Haidt’s answer is not just that politics is seldom purely about money. Conservatives are also more in touch with what he calls the “taste buds” of politics. They understand human intuition. They score on such emotions as loyalty to the nation or group, desire for security and authority and a concern for religious and moral purity. Liberals cover just two bases, a sense of fairness and compassion for strangers, thus missing out on a large chunk of human intuition and concern. Above all, they rely too much on an appeal to reason.
To Haidt, reason is not how people wrestle with a problem to find a path to the right answer. That was for the Greeks (the ancient ones). Reason is rather a weapon we deploy to persuade others that we are right, and they use to prove us wrong. It is not a coming together but a driving apart. As David Hume observed, reason is subordinate to the passions. It rides into battle on the elephant of intuition. Hence the advice of modern political tacticians, that politicians should always “talk to the elephant first”. Conservatives are good at talking to elephants.
So what determines these dominant intuitions, that they are so resistant to reason? Psychologists now believe that we owe our political views not to any argued programme, but to some gene pool or acquired tribal loyalty, parental, territorial, educational or occupational. It is part nature, part nurture.
3Di posted this comment below the article:
Sorry, Simon – Haidt’s book is seriously misleading. Neither intuition nor empathy are the enemies or opposites of reason. A 3D understanding of multiple intelligences shows that intuition and empathy are complementary and beneficial intelligences which operate on completely different planes or axes to the intellect.
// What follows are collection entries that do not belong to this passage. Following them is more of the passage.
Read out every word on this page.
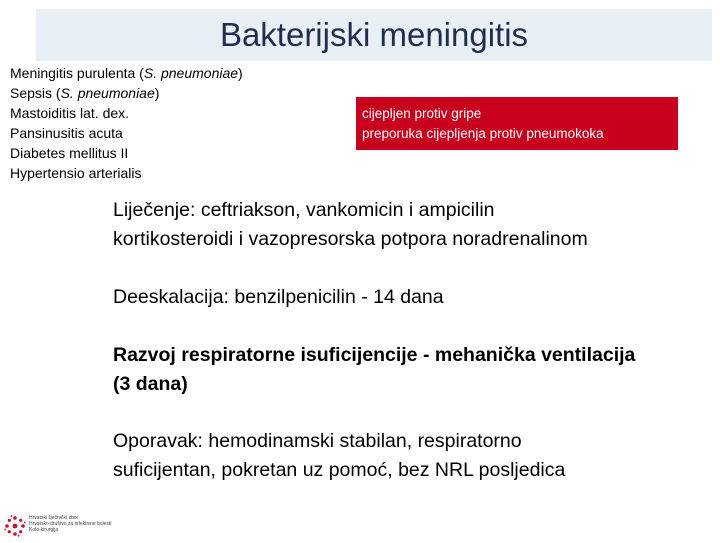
Bakterijski meningitis
Meningitis purulenta (S. pneumoniae)
Sepsis (S. pneumoniae)
Mastoiditis lat. dex.
Pansinusitis acuta
Diabetes mellitus II
Hypertensio arterialis
cijepljen protiv gripe
preporuka cijepljenja protiv pneumokoka
Liječenje: ceftriakson, vankomicin i ampicilin
kortikosteroidi i vazopresorska potpora noradrenalinom
Deeskalacija: benzilpenicilin - 14 dana
Razvoj respiratorne isuficijencije - mehanička ventilacija
(3 dana)
Oporavak: hemodinamski stabilan, respiratorno
suficijentan, pokretan uz pomoć, bez NRL posljedica
Hrvatski liječnički zbor
Hrvatsko društvo za infektivne bolesti
Kolo-kirurgija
The enemies of reason are nothing to do with “taste buds”, “moral purity” or genes – the enemies or opposites of reason are our emotions, and our instincts. Emotions stem from fear, hatred, prejudice, ignorance, frustration, greed, envy, excessive pride and ego, etc.
The opponents of truth and reason use a perverted version of reason that’s based on false premises to play on our emotions and our lack of emotional intelligence, and thereby drive us to unsound conclusions and judgements. In certain sections of the media there’s not even an attempt to convince with false logic – they go straight to playing on known prejudices and emotions.
Our instincts are akin to knee-jerk reactions to what’s happening around us. They are the antithesis of thought and reason, and are very valuable when we are in actual danger. The enemies of reason appeal to instinct or no-thought to provoke a reaction which is similar to ‘fight or flight’. It’s well understood that members of a gang or a clique (or a political entity) tend to adopt the attitudes or aggression of the worst or the strongest elements of the gang, and often behave without recourse to thought or reason.
The only true antidote to ignorance and negative emotion is enlightenment. Having already pointed out that forms of reason can be used for both good and evil, we can’t depend on reason to guide us towards enlightenment. Ultimately politics is transcended by enlightened sets of values and virtues – peace, non-aggression, compassion, love, respect for life, etc. All religions teach this, as do spiritual philosophies and humanism. Most children intuitively understand the difference between right and wrong. Intuition is essentially a spiritual intelligence. Intuition is intellect’s greatest ally.
Our best hope for a more enlightened society is through lifelong education. Beginning with the youngest children we need to teach critical thinking and logic, and we also need to educate for higher levels of empathy, intuition, self-knowledge, emotional intelligence and an understanding of our instincts. Needless to say very little of this education for multiple intelligences (and for life) takes place when the focus is mainly or exclusively on ‘academic’ success.